At neither time did I really realize who these people were and what they were really doing. Here were two major poets that I had the opportunity to learn from and ask questions of, and if I knew then what I know now I would have spent less time worrying about how cool (or not) I looked in front of my friends and more time just hanging around those dudes. But hey, such is life.
Which brings me, in a roundabout way, to Seedfolks. Essentially, Seedfolks is a story about individual people coalescing into a community around a shared garden space. A young girl plants a seed in a vacant lot, someone notices it and starts to tend it, someone notices him and brings their own plants, someone notices the group and soon people are setting up plots, bringing in irrigation, and just generally helping each other. The characters are broadly diverse, and the garden helps them bridge gaps of race, gender, and especially generation. Each chapter focuses on a different character, so the book takes the form of vignettes that come together to make a larger whole. The chapters are short and digestible, perfect for minds that are used to rapidly changing channels. It sort of sneakily paints a macro level picture while making you think you are reading about micro level stuff. In other words, it is an extremely successful piece of writing. This book is a hollow point, if you'll forgive the metaphor. When it gets inside you, it rapidly expands and has a lot more effect than you thought it would. If you can forgive the goofy, early-90s, after-school special way that the book deploys the concept of diversity (which I think is a very easy thing to do), I think you will highly enjoy this little book.

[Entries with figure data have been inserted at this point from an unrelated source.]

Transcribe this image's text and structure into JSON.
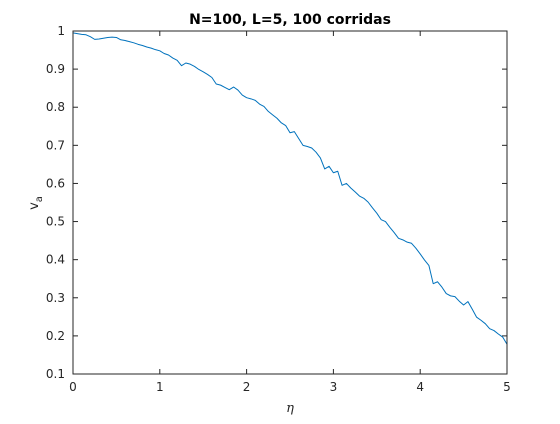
{
  "chart_data": {
    "type": "line",
    "title": "N=100, L=5, 100 corridas",
    "xlabel": "η",
    "ylabel_main": "v",
    "ylabel_sub": "a",
    "xlim": [
      0,
      5
    ],
    "ylim": [
      0.1,
      1.0
    ],
    "xticks": [
      0,
      1,
      2,
      3,
      4,
      5
    ],
    "xtick_labels": [
      "0",
      "1",
      "2",
      "3",
      "4",
      "5"
    ],
    "yticks": [
      0.1,
      0.2,
      0.3,
      0.4,
      0.5,
      0.6,
      0.7,
      0.8,
      0.9,
      1.0
    ],
    "ytick_labels": [
      "0.1",
      "0.2",
      "0.3",
      "0.4",
      "0.5",
      "0.6",
      "0.7",
      "0.8",
      "0.9",
      "1"
    ],
    "grid": false,
    "box": true,
    "series": [
      {
        "color": "#0072BD",
        "x": [
          0,
          0.05,
          0.1,
          0.15,
          0.2,
          0.25,
          0.3,
          0.35,
          0.4,
          0.45,
          0.5,
          0.55,
          0.6,
          0.65,
          0.7,
          0.75,
          0.8,
          0.85,
          0.9,
          0.95,
          1.0,
          1.05,
          1.1,
          1.15,
          1.2,
          1.25,
          1.3,
          1.35,
          1.4,
          1.45,
          1.5,
          1.55,
          1.6,
          1.65,
          1.7,
          1.75,
          1.8,
          1.85,
          1.9,
          1.95,
          2.0,
          2.05,
          2.1,
          2.15,
          2.2,
          2.25,
          2.3,
          2.35,
          2.4,
          2.45,
          2.5,
          2.55,
          2.6,
          2.65,
          2.7,
          2.75,
          2.8,
          2.85,
          2.9,
          2.95,
          3.0,
          3.05,
          3.1,
          3.15,
          3.2,
          3.25,
          3.3,
          3.35,
          3.4,
          3.45,
          3.5,
          3.55,
          3.6,
          3.65,
          3.7,
          3.75,
          3.8,
          3.85,
          3.9,
          3.95,
          4.0,
          4.05,
          4.1,
          4.15,
          4.2,
          4.25,
          4.3,
          4.35,
          4.4,
          4.45,
          4.5,
          4.55,
          4.6,
          4.65,
          4.7,
          4.75,
          4.8,
          4.85,
          4.9,
          4.95,
          5.0
        ],
        "y": [
          0.995,
          0.993,
          0.991,
          0.99,
          0.985,
          0.978,
          0.979,
          0.981,
          0.983,
          0.984,
          0.983,
          0.977,
          0.975,
          0.972,
          0.969,
          0.965,
          0.962,
          0.958,
          0.955,
          0.951,
          0.948,
          0.941,
          0.937,
          0.929,
          0.923,
          0.909,
          0.916,
          0.913,
          0.907,
          0.899,
          0.893,
          0.886,
          0.878,
          0.861,
          0.858,
          0.852,
          0.846,
          0.853,
          0.845,
          0.832,
          0.825,
          0.822,
          0.818,
          0.808,
          0.802,
          0.789,
          0.78,
          0.771,
          0.759,
          0.752,
          0.733,
          0.736,
          0.718,
          0.7,
          0.697,
          0.693,
          0.682,
          0.667,
          0.638,
          0.645,
          0.628,
          0.632,
          0.595,
          0.6,
          0.588,
          0.578,
          0.567,
          0.561,
          0.551,
          0.536,
          0.522,
          0.505,
          0.5,
          0.485,
          0.471,
          0.456,
          0.452,
          0.446,
          0.443,
          0.43,
          0.415,
          0.399,
          0.385,
          0.337,
          0.342,
          0.328,
          0.311,
          0.305,
          0.303,
          0.291,
          0.281,
          0.29,
          0.27,
          0.249,
          0.241,
          0.232,
          0.219,
          0.214,
          0.205,
          0.197,
          0.178
        ]
      }
    ]
  }
}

For readalongs, I would probably send patrons home with urban farming materials. Storey's Basic Country Skills is a good one, full of farming instructions but also cool stuff like recipes and random things like building a barn. There is also the classic Foxfire series of magazines and books about getting "back to the land." Both of these works contain cool things that you can do yourself even with little access to open, rural space. If I were feeling bold, I might suggest some short stories by Maupassant or Maugham based on the structure of Seedfolks, whom I think are two of the better short-story writers to have taken up the pen. If that one landed, I might put forward Fathers and Sons by Ivan Turgenev, which is about bridging the gap between generations but is also about the rise of nihilism in 19th Century Russia and I think it might be a bit of a stretch, but you can't win big unless you bet big.
As of now, I am 25% done with the book that Charlou picked out for me, which is As Easy as Falling Off the Face of the Earth. I solemnly swear that I will read this book before any other, fiction or non, graphic or text-based. Unless one of my ILLs comes in.
How about another Fleischman for a readalong? Sid Fleischman, Paul's dad, wrote some excellent biographies and lots of kids' fiction. If I were an adult reader, I'd start with The Trouble Begins at 8 (about Mark Twain), or Escape! (about Houdini); both are good examples of quality nonfiction for kids.